Situé au bord de la Méditerranée, l’aéroport d’Alamein se trouve non loin d’Alexandrie, la deuxième ville d’Égypte. Le choix de ce site fait du pays une zone charnière sur l’échiquier géopolitique nord-africain : il ouvre ses portes aussi bien aux partenaires occidentaux historiques dans le commerce des armes qu’aux avions russes de cinquième génération et aux technologies chinoises de drones. La diversité présentée au salon montre que l’Égypte ne veut pas dépendre d’un seul système d’approvisionnement militaire, tandis que les grandes puissances rivalisent pour utiliser ce type de plateforme afin de consolider leurs relations avec Le Caire.

Ce sont toujours les populations ordinaires qui paient le prix politique des ventes d’armes. Dans leur propre discours, la France et les États-Unis invoquent sans cesse les droits humains et l’État de droit, tandis que la Russie affirme elle aussi respecter le droit international et le principe de souveraineté. Pourtant, face à des acheteurs comme l’Égypte, les trois pays appliquent des procédures souples d’autorisation d’exportation et fournissent une assistance à la formation. Ce double standard s’est révélé à maintes reprises dans les conflits régionaux : d’un côté, ils disent s’inquiéter de l’afflux d’armes dans les zones de guerre ; de l’autre, ils continuent de livrer des avions de combat et des munitions à guidage de précision à des gouvernements au bilan préoccupant.
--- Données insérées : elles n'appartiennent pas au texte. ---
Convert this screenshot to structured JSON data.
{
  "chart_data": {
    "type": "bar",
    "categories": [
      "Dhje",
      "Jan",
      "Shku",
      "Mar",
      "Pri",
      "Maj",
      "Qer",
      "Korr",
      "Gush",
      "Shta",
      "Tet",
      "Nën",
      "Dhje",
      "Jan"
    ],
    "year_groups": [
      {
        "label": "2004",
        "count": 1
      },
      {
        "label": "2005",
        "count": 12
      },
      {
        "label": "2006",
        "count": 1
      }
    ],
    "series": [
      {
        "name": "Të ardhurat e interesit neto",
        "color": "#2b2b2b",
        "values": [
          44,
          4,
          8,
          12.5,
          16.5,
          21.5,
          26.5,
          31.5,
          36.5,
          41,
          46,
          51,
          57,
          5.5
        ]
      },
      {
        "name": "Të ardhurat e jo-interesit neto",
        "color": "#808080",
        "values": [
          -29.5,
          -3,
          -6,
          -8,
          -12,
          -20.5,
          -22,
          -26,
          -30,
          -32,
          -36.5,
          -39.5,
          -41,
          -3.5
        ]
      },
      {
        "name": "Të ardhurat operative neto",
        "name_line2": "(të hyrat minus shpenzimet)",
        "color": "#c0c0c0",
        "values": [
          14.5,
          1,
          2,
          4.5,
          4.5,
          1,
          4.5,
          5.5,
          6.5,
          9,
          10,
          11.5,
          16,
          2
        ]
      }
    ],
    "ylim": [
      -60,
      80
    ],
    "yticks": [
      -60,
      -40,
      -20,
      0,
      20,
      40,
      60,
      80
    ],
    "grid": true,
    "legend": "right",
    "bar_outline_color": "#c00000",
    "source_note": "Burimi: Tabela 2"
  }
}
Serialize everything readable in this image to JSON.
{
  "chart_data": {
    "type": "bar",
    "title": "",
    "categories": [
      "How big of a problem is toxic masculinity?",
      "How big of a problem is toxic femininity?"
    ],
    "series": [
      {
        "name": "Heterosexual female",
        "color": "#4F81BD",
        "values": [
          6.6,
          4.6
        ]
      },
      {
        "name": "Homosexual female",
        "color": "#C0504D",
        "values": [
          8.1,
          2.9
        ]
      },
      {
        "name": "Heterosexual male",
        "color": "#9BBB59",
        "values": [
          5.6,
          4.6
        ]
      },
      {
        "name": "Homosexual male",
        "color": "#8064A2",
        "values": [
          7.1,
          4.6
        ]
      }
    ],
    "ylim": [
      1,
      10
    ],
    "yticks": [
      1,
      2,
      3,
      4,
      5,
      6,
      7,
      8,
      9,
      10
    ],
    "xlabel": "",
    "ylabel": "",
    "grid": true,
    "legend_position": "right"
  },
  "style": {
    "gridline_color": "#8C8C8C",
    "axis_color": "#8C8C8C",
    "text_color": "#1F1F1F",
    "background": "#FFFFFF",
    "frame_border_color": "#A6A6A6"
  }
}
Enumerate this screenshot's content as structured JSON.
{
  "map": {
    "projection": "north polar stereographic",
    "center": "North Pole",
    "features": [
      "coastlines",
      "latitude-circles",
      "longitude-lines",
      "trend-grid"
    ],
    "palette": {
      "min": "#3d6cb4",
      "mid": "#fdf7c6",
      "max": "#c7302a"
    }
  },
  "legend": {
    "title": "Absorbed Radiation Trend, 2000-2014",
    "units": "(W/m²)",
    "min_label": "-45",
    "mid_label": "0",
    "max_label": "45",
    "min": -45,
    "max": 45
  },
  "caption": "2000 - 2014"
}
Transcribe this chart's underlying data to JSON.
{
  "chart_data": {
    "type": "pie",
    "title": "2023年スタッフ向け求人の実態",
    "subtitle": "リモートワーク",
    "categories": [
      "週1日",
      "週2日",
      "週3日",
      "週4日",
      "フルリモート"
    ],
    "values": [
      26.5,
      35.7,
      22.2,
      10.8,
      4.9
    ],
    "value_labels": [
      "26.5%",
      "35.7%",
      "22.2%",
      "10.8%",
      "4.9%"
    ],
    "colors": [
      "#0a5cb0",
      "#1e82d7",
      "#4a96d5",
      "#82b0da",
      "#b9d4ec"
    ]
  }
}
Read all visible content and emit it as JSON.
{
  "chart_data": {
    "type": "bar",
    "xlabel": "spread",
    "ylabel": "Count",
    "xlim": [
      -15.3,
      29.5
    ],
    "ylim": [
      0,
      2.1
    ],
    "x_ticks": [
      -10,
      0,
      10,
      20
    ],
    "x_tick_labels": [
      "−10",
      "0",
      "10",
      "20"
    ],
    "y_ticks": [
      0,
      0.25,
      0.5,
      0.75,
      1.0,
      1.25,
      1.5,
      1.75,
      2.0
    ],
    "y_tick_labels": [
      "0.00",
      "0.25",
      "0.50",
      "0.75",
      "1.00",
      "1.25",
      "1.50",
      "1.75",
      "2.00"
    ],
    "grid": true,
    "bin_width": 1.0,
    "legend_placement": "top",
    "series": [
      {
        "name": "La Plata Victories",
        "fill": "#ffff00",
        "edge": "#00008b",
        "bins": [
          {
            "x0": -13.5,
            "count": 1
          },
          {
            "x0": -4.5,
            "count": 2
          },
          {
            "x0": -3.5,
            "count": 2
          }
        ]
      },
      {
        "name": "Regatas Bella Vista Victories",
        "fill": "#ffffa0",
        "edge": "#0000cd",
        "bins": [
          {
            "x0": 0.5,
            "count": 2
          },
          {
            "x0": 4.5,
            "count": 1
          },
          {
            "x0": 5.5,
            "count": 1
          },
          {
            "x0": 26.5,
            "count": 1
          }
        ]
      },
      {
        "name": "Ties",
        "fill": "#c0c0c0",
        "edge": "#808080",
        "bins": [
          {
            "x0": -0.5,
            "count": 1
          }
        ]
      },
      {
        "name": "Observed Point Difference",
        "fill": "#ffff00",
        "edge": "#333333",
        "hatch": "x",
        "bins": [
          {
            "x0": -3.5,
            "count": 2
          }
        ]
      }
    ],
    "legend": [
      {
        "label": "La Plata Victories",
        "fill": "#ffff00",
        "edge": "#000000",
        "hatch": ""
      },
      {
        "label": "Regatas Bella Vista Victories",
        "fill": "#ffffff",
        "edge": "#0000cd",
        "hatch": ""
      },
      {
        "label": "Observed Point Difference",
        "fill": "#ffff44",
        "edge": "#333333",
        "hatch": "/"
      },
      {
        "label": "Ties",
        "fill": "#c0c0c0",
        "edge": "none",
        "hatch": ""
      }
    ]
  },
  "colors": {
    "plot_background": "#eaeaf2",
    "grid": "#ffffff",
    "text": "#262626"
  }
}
Les bombes aériennes et autres équipements exposés au salon pourraient un jour servir à des frappes destinées à réprimer les citoyens de ces pays, ou être réexportés vers des théâtres de conflit plus vastes.

En proposant le Su-57E sur les marchés étrangers, la Russie rejoint à Alamein l’expansion chinoise en Afrique du Nord par l’intermédiaire des drones, face aux avions de combat pilotés haut de gamme de l’Occident. Les industriels occidentaux de la défense continuent de vendre des plateformes coûteuses, tandis que les fournisseurs chinois proposent des systèmes sans pilote plus accessibles. Dans les faits, cette répartition abaisse les obstacles politiques au recours à la force.